The proposal to allow a conscience vote is the latest manoeuvre Gillard has concocted to ensure discrimination remains law. It is an attempt to appease those inside the party who want to see the policy changed without upsetting Gillard’s support base in the party’s right wing, who can rest safe in the knowledge that the marriage equality bill will never pass on this basis.
Treating civil rights as a matter of conscience is nothing less than a betrayal of LGBTI people. Just as the Labor-led federal parliamentary apology to the Stolen Generations in 2008 was not seen as a matter of individual conscience, but one of principle, civil rights for LGBTI people should similarly be a non-negotiable, binding party policy. Anything less is unacceptable.

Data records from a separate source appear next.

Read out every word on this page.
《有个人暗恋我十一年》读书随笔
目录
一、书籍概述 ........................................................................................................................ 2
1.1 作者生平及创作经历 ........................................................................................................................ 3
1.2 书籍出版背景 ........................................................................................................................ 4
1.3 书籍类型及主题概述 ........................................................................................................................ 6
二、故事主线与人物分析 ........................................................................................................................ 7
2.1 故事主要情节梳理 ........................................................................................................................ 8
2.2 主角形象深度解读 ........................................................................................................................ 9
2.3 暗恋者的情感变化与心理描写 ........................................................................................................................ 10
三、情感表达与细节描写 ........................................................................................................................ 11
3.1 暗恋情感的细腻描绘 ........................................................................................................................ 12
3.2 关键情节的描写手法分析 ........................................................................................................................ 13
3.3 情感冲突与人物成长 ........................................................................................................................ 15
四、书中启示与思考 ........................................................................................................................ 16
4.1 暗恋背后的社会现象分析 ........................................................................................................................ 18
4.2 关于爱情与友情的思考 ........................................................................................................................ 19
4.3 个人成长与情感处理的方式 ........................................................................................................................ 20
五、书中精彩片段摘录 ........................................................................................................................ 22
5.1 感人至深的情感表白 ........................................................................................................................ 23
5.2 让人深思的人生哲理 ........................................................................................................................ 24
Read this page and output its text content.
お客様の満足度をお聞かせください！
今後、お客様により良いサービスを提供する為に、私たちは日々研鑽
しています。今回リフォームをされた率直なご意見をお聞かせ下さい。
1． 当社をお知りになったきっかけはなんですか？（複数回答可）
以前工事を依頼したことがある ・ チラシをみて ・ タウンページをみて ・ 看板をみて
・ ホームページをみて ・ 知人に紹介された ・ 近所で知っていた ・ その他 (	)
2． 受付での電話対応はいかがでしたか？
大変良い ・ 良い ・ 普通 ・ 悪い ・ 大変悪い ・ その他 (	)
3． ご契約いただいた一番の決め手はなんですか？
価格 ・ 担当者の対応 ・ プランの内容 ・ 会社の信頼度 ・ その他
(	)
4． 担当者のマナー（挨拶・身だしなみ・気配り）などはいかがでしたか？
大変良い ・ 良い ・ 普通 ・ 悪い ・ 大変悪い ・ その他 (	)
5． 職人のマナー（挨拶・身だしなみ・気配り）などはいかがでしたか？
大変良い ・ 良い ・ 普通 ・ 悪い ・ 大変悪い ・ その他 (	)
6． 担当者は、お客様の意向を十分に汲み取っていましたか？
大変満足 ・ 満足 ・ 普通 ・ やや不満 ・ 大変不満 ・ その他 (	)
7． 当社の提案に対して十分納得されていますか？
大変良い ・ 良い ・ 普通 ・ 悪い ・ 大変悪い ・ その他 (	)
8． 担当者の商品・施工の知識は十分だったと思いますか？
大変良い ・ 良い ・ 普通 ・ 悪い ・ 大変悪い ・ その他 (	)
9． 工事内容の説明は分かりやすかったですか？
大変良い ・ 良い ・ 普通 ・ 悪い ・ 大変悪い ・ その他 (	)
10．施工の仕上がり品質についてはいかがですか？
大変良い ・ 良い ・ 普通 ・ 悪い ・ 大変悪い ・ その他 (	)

Equality is not a complicated thing. It’s simple really. It involves the government extending the established form of relationship recognition to all couples. It does not involve some second-rung B-grade version of marriage in the form of civil unions, and nor does it involve our rights becoming the subject of parliamentary manoeuvres which ultimately preserve discriminatory law.
But to win equal rights, we need to keep fighting for them. Majority public opinion is not enough. We need as many people as possible protesting outside the ALP conference next weekend so Gillard cannot just ignore us and push our rights to the side in her desperate efforts to hold on to power.
The rights we have today were never given — they were fought for. They are the result of thousands before us getting out on the streets, campaigning at work, in our unions and on university campuses for equality and respect, and forcing those at the top to listen.
As the convenor of Equal Love, I encourage anyone who can to make a heady, last-minute trip to Sydney to attend the protest (noon, Saturday, December 3, Hyde Park, Sydney). And whatever the outcome of the conference, Equal Love will continue to fight until marriage equality is law. We will be back bigger and angrier than ever in 2012 — and would love you to join us.